Recent homicide cases Doyon has handled include those of Dayva Cross, who was given a death sentence earlier this year for murdering his wife and two stepdaughters near Snohomish, and Gary Ackley, who was given a life sentence in 1998 for killing his girlfriend's mother and then killing a woman who knew he did it.

• Matt Haney, a lieutenant in the Bainbridge Island Police Department who was on the Green River Task Force when he was a King County police detective in the 1980s. Haney did much of the investigation on Ridgway in 1986 and '87, when police searched his home and took a saliva sample that provided DNA police say now ties Ridgway to the four slayings.

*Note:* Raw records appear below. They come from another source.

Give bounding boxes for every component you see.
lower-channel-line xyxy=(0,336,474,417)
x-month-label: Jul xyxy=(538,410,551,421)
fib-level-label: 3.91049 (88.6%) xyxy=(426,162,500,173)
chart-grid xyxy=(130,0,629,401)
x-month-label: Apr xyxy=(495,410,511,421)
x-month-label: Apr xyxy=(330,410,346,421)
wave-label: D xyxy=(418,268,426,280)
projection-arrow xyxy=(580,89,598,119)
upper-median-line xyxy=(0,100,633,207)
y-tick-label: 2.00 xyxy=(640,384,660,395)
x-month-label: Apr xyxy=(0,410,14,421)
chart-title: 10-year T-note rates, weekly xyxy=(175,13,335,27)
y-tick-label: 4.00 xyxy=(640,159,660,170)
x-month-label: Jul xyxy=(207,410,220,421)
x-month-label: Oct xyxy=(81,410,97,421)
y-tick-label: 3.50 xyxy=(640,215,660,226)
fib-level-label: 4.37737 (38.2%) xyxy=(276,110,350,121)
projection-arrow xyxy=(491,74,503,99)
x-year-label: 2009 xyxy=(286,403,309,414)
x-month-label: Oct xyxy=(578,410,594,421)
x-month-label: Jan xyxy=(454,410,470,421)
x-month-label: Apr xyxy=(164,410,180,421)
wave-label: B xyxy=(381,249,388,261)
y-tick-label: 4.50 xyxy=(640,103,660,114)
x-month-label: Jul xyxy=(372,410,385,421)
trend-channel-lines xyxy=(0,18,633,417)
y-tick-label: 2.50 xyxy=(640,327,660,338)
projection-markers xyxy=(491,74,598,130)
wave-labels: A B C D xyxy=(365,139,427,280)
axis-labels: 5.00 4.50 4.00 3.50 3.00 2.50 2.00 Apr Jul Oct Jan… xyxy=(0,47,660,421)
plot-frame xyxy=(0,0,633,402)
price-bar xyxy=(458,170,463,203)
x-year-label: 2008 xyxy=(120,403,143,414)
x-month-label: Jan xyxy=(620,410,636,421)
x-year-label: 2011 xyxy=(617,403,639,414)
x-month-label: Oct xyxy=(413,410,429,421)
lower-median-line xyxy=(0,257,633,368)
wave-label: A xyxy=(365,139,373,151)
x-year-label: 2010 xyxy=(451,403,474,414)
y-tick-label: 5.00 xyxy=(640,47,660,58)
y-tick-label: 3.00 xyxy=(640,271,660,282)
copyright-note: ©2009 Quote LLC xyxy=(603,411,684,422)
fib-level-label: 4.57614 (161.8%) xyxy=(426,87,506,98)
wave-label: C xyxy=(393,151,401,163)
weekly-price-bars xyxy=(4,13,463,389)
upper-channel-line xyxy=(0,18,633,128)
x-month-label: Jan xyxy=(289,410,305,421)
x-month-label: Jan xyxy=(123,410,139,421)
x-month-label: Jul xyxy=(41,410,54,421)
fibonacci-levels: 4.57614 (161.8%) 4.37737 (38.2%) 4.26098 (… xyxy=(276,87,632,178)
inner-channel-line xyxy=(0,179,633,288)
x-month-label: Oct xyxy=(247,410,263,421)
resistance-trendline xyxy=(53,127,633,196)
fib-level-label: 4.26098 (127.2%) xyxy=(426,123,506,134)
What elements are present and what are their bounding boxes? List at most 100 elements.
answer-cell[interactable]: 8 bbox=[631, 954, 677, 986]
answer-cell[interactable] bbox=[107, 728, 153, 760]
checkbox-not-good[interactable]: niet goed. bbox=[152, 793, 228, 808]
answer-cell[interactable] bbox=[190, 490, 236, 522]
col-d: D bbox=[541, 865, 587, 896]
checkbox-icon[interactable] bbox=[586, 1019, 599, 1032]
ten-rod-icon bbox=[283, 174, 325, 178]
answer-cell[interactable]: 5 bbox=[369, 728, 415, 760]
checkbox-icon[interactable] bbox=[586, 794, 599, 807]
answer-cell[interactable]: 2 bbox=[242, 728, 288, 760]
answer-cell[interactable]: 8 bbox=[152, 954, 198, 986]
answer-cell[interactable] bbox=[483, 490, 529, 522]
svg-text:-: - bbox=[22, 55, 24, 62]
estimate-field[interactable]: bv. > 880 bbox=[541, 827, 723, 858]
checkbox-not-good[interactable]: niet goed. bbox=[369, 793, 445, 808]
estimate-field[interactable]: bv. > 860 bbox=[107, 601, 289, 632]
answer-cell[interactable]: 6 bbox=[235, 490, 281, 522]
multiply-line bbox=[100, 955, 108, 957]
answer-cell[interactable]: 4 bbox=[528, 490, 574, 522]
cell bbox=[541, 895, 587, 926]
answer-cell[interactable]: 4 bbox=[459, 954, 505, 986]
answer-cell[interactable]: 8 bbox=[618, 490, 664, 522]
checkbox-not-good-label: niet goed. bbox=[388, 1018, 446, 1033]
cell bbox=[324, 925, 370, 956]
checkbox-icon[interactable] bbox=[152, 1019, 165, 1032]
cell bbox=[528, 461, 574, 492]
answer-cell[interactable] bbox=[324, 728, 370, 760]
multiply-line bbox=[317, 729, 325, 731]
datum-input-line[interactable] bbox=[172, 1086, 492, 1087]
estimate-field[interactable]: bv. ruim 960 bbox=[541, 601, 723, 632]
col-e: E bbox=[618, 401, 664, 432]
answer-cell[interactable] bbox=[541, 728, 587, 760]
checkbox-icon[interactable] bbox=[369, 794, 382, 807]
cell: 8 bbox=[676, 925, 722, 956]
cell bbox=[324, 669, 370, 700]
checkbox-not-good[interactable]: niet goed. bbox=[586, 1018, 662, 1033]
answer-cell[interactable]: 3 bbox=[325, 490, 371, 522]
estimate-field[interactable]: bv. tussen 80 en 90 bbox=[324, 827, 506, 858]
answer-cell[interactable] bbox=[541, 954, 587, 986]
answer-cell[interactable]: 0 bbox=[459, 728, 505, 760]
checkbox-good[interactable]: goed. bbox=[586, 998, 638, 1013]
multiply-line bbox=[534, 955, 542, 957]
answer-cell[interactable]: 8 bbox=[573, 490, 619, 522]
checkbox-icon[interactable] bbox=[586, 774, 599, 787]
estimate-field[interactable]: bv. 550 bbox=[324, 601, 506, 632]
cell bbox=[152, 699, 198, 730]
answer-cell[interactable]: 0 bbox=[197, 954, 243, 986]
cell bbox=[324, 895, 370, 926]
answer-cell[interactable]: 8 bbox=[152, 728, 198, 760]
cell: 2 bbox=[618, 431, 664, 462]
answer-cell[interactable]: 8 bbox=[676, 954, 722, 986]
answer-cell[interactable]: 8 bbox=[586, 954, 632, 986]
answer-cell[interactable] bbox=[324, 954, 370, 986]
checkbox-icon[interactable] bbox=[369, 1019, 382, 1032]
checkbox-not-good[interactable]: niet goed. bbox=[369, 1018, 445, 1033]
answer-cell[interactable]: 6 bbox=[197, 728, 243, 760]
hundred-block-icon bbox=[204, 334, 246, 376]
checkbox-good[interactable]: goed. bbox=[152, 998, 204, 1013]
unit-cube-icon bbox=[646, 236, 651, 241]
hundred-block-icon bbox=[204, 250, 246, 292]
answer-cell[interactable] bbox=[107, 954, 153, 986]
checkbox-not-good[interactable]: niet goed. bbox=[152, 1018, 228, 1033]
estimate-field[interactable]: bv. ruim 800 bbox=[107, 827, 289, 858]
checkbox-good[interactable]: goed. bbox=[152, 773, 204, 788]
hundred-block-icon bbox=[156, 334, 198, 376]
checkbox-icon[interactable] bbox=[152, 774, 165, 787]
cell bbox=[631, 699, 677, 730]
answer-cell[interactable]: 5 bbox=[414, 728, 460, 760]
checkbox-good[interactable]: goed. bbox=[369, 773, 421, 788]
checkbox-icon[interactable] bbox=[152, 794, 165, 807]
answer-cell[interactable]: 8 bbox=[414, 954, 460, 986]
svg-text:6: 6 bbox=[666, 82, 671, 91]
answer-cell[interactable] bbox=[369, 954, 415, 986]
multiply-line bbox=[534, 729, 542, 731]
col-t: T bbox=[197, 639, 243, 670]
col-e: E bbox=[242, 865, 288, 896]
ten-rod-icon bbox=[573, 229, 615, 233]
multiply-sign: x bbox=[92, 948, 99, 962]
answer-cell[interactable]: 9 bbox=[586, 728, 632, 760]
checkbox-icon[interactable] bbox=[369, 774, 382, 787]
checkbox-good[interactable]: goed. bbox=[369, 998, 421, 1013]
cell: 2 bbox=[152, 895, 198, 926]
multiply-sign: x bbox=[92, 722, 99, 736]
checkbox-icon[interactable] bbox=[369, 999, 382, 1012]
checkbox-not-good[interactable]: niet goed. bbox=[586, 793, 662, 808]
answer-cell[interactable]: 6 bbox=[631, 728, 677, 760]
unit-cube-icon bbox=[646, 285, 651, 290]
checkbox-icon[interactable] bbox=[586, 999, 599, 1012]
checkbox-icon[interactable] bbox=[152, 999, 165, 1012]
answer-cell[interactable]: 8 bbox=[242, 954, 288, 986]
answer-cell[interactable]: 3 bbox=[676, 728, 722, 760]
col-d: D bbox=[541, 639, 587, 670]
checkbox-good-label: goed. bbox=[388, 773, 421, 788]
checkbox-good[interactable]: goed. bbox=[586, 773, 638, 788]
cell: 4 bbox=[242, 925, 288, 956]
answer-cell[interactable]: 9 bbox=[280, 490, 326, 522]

• Tom Jensen, a 30-year veteran who was on the Green River Task Force and remained as the lone Green River investigator from the dissolution of the task force in 1990 until Ridgway's arrest. Jensen submitted the DNA samples to the state crime lab and delivered the results to Reichert when the tests matched Ridgway to the four slayings.

• Kevin O'Keefe, a longtime Seattle police homicide detective and 27-year police veteran who also was part of the original Green River Task Force.

• Graydon Matheson, a seven-year sheriff's deputy who has no homicide experience but has experience in the sheriff's crime-analysis unit.

• Jon Mattsen, a 12-year sheriff's veteran most recently assigned to the major-crimes unit.

In 1994, Mattsen, then a patrolman, was given a medal for courage for helping catch a group of teens that shot and killed another teen at SeaTac Mall in Federal Way.

• Randy Mullinax, a 23-year sheriff's veteran and longtime detective most recently assigned to the criminal-intelligence unit. He has handled many homicide cases, most prominently that of Randy Roth, who was convicted in 1992 of killing his fourth wife by drowning her in Lake Sammamish.

• Sue Peters, a 19-year sheriff's veteran and experienced homicide investigator who also was a chief sleuth in the Roth case.

In 1993, with Mullinax, Peters closed the case of Mark Bender, who received an 80-year prison sentence for killing his wife and two children in 1980 and keeping their bodies in a Federal Way storage locker until they were found 12 years later.